Status: Design note. Not built. Consolidation proposal for when the triplicated LLM-provider-detection code across three sibling projects becomes a drag on maintenance.

The problem: three implementations of the same answer

As of research/grid phase 5, three separate codebases implement "detect available LLM tooling on this host, decide which to use, run a prompt through it":

Lives in Language File Scope
caloron-noether Python stages/phases/_llm.py 4 CLIs + 3 APIs, concatenated into stage impls
agentspec Python src/agentspec/resolver/resolver.py 7 runtimes + Vertex routing
noether-grid Rust crates/noether-engine/src/llm/cli_provider.rs 4 CLIs (phase 5), ported from caloron's lessons

All three answer variations of:

  • "Is claude / gemini / cursor-agent / opencode on PATH?"
  • "Do I have ANTHROPIC_API_KEY / OPENAI_API_KEY / …?"
  • "If both, which do I prefer?"
  • "How do I invoke the chosen one with a prompt and a timeout?"
  • "How do I avoid stalling inside a sandboxed $HOME?"
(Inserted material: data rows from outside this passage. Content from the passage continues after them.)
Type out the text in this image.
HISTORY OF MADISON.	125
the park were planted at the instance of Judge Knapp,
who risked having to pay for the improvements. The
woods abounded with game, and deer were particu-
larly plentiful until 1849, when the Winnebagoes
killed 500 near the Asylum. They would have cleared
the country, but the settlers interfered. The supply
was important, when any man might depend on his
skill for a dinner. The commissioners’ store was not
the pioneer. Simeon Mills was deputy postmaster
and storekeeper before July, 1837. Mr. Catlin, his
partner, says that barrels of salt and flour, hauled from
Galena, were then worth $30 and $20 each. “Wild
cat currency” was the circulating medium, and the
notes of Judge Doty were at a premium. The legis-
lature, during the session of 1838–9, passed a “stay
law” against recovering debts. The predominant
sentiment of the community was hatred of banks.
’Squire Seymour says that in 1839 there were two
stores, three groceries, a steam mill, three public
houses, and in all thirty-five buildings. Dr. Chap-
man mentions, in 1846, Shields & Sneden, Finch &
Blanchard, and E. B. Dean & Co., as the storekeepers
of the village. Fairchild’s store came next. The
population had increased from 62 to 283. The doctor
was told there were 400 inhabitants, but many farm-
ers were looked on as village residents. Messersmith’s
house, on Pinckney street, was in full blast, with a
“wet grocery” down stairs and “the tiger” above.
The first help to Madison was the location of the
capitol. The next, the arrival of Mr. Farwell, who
They've already drifted. caloron discovered the 25 s-under-Nix-30 s timeout cap before noether-grid did; noether-grid picked it up in phase 5d as a backport. agentspec knows about Vertex routing; the other two don't. The pattern will repeat.

The proposed tool

A single-purpose binary llm-here that both Python and Rust call as a subprocess. Reads / writes JSON on stdout/stdin — language-agnostic.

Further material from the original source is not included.